And, to speak again of solitude, it becomes increasingly clear that this is fundamentally not something that we can choose or reject. We are solitary. We can delude ourselves about it, and pretend that it is not so. That is all. But how much better it is to realize that we are thus, to start directly from that very point. Then, to be sure, it will come about that we grow dizzy; for all the points upon which our eyes have been accustomed to rest will be taken away from us, there is no longer any nearness, and all distance is infinitely far.
Rainer Maria Rilke
Bring to the light your solitariness, your self without anybody else there to define you. Give it breathing room and respite. For it has been shoved in the dark since the title of ‘relationship’ has come into your world. For in essence, in truth, you don’t know what relationship is, you never have.
You have always taken it to be ‘something’ that is imposed on your freedom. So long as there is a wish to love another solely – which meant become another’s solely – and to share a life together – freedom was moot. For what place has freedom in relationship, in daily living? What place has solitariness?
To long for that part of you that remembers the air of that freedom was to betray the very verbing of that ‘relationship’. And so you could not long in the open, but only in secret and in hiding for your freedom and your love of it.
But what is that longing?

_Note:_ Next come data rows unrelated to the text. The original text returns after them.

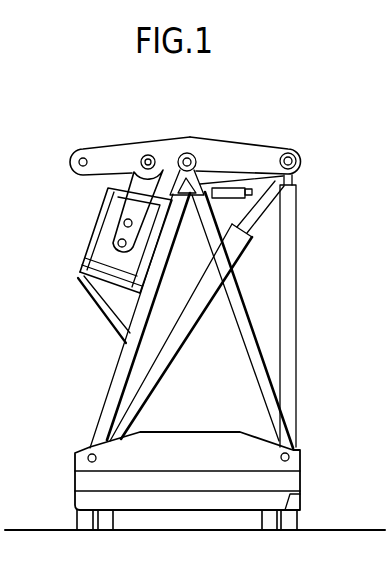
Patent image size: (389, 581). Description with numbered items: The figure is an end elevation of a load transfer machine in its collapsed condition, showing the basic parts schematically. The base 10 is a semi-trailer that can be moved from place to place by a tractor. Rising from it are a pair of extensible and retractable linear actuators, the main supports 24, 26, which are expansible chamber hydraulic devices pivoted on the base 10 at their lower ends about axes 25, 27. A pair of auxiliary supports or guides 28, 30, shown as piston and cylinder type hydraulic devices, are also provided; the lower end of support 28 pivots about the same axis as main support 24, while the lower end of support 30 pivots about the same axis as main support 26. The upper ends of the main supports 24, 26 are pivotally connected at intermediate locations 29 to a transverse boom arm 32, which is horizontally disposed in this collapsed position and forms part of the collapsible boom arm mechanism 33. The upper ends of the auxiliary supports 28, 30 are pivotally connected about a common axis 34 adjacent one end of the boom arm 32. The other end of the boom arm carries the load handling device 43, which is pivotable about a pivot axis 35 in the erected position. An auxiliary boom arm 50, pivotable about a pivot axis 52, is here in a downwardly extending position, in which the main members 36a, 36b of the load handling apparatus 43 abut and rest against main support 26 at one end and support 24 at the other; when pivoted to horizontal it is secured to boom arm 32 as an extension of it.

The base 10 is at (192, 500).
The main support 24 is at (237, 340).
The pivot axis 25 is at (298, 448).
The main support 26 is at (113, 373).
The pivot axis 27 is at (90, 452).
The auxiliary support 28 is at (290, 332).
The intermediate location 29 is at (189, 152).
The auxiliary support 30 is at (160, 377).
The transverse boom arm 32 is at (232, 153).
The collapsible boom arm mechanism 33 is at (106, 134).
The common axis 34 is at (292, 152).
The pivot axis 35 is at (120, 242).
The main member 36a is at (80, 277).
The main member 36b is at (107, 202).
The load handling device 43 is at (80, 308).
The auxiliary boom arm 50 is at (132, 195).
The pivot axis 52 is at (148, 152).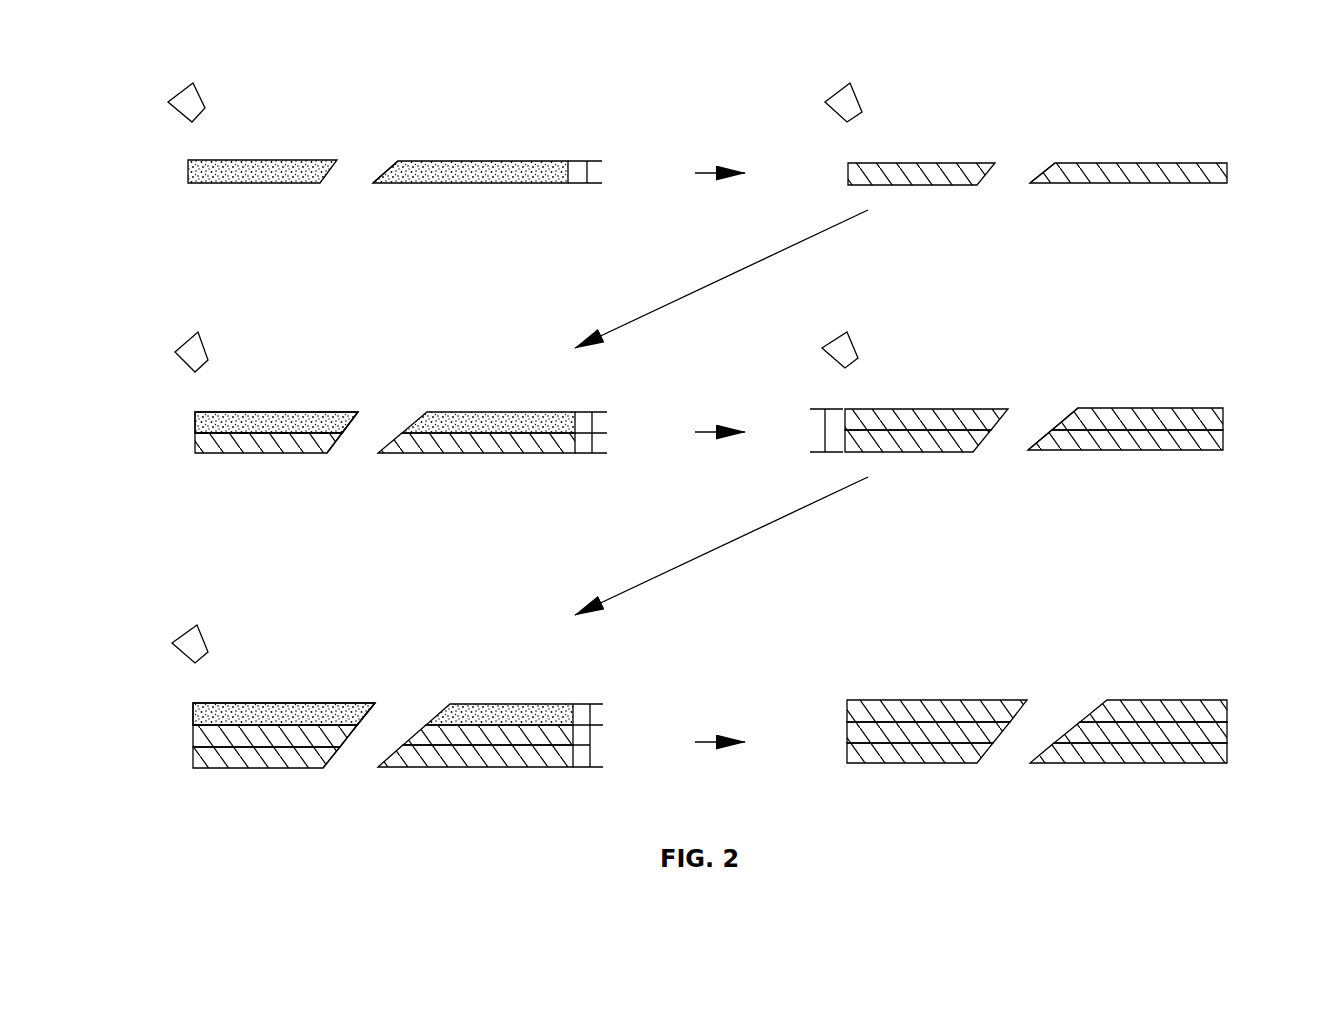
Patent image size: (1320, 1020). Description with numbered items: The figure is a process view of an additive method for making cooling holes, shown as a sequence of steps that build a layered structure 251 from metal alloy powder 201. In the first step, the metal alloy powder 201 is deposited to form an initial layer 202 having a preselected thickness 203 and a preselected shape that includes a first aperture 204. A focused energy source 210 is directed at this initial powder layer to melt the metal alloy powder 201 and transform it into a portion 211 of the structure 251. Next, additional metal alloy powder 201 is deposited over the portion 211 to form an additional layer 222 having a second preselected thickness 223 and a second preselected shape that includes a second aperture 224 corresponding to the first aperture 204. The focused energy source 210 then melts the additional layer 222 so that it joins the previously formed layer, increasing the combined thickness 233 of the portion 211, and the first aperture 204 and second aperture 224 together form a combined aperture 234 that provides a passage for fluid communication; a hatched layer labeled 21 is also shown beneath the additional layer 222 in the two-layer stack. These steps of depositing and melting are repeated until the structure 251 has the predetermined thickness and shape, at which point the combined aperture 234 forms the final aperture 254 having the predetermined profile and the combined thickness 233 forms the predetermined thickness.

The metal alloy powder 201 is at (253, 183).
The initial layer 202 is at (188, 177).
The preselected thickness 203 is at (590, 172).
The first aperture 204 is at (367, 163).
The focused energy source 210 is at (202, 97).
The portion 211 is at (847, 172).
The second layer of stack 21 is at (195, 445).
The additional layer 222 is at (195, 425).
The second preselected thickness 223 is at (593, 423).
The second aperture 224 is at (390, 405).
The combined thickness 233 is at (823, 430).
The combined aperture 234 is at (1037, 405).
The structure 251 is at (847, 733).
The final aperture 254 is at (1063, 695).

Is it a longing for solitariness or is it a longing for freedom? And what is the difference between them, if there is any?

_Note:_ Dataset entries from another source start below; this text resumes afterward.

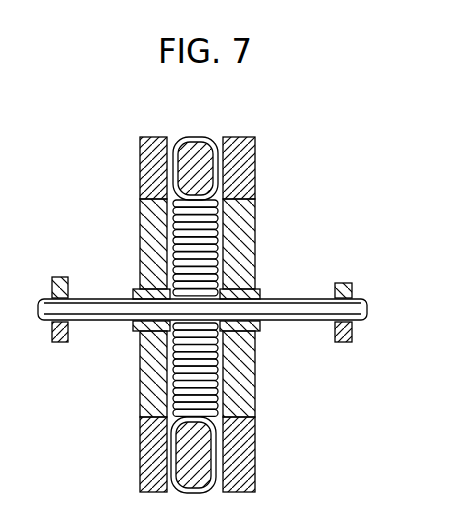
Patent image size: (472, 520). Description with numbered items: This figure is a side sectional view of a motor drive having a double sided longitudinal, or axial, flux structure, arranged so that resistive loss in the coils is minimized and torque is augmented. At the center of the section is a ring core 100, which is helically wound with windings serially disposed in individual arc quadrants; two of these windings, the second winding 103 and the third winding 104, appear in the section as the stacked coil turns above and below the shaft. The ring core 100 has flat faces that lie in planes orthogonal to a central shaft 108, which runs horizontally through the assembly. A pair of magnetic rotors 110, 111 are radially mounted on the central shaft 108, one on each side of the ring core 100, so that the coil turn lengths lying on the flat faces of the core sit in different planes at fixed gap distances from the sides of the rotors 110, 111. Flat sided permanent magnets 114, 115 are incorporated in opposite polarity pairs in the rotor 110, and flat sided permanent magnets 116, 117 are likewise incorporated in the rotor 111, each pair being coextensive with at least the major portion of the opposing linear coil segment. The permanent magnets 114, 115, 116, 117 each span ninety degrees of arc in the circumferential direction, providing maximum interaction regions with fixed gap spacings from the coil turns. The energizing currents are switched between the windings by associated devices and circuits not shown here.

The ring core 100 is at (204, 146).
The second winding 103 is at (212, 364).
The third winding 104 is at (212, 230).
The central shaft 108 is at (370, 316).
The magnetic rotor 110 is at (143, 257).
The magnetic rotor 111 is at (252, 258).
The flat sided permanent magnet 114 is at (143, 170).
The flat sided permanent magnet 115 is at (145, 462).
The flat sided permanent magnet 116 is at (252, 172).
The flat sided permanent magnet 117 is at (247, 465).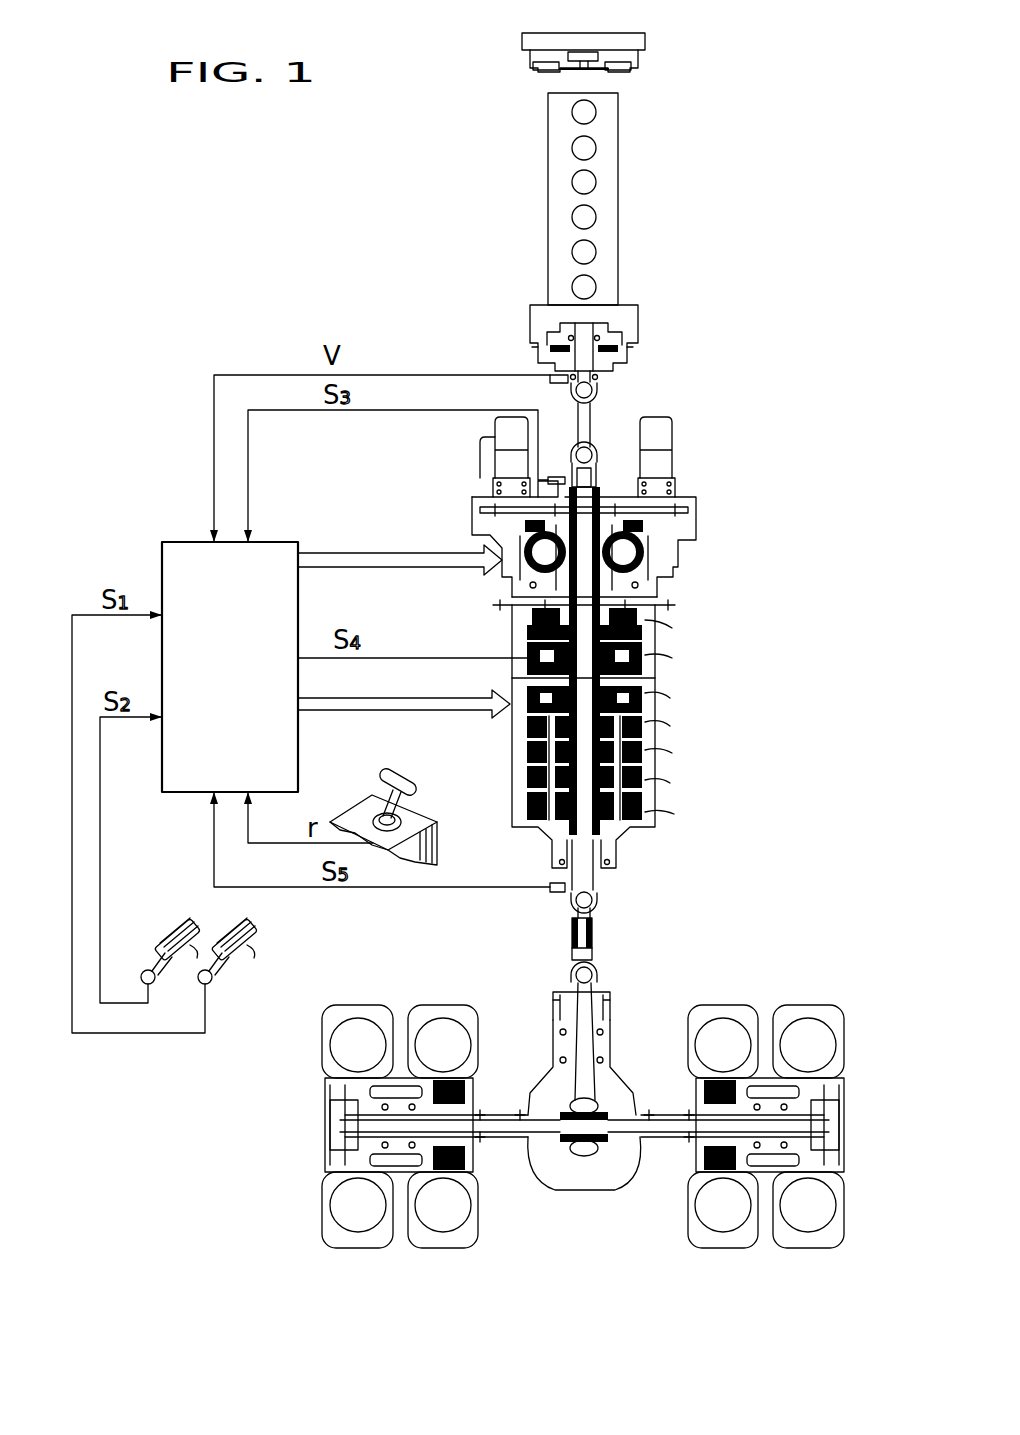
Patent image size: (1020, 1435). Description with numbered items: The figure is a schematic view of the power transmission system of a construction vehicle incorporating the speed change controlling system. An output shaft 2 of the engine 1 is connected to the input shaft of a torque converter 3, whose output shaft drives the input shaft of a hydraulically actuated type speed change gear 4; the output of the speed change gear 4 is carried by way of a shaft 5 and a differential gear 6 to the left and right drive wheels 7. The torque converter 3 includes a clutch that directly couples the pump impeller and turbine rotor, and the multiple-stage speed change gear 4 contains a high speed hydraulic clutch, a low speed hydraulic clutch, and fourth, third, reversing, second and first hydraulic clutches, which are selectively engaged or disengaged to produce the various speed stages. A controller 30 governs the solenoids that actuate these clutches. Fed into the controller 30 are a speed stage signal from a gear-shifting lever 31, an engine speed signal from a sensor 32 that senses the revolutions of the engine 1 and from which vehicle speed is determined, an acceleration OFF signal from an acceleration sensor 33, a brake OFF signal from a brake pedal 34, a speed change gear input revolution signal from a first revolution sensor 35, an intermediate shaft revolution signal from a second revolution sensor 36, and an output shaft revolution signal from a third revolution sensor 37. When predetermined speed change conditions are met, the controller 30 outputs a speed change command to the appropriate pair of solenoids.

Your idea of ‘freedom’ has become a distant memory, something of the past that you recollect with nostalgia. Thinking that if ‘freedom’ was brought to the surface in the midst of relationship, it could not and would not bear the tight chains of that imprisonment.
The two could not go together and in that, making a choice: freedom or relationship?
The ‘freedom’ of the past was a feeling of being at liberty to be approached by others, by the world. Being a ‘free agent’. No ties, no chains. It meant a sense of autonomy to come and go as you please, it meant possibility – that the world is your oyster so to speak. You could be whoever you wanted to be with anybody you wanted to be with. And that could change from day to day, month to month or even hour to hour.
At large, this ‘freedom’ was an idea, it wasn’t a living truth but an image of what freedom meant from a conditioned rebelliousness and an aversion to responsibility. Not the world’s version of responsibility, but responsibility in the sense of making a choice, committing, loving and what that really means without sugarcoating or denying.
That ‘freedom’ is a a freedom that cannot bear the confines of ‘relationship’. The responsibility of not betraying another’s trust, another’s heart. Of being confined to the monotony of daily living where that ‘responsibility’ becomes a burden. Growing heavier and heavier with time, and with it, the feeling of imprisonment. That ‘freedom’ makes an image of ‘relationship’; a snapshot of requirements moving through time with ‘freedom’ as the price tag.
How can you be in relationship and long for freedom when you don’t know the real meaning of either? All you have are ideas; a narrative of an old world – a world that is being completely dismantled.
Do not hurry to answer these questions for they are important questions to just ask without searching your mind for an answer. But in letting these questions work upon you and in your silence and willingness to explore, not knowing the answer.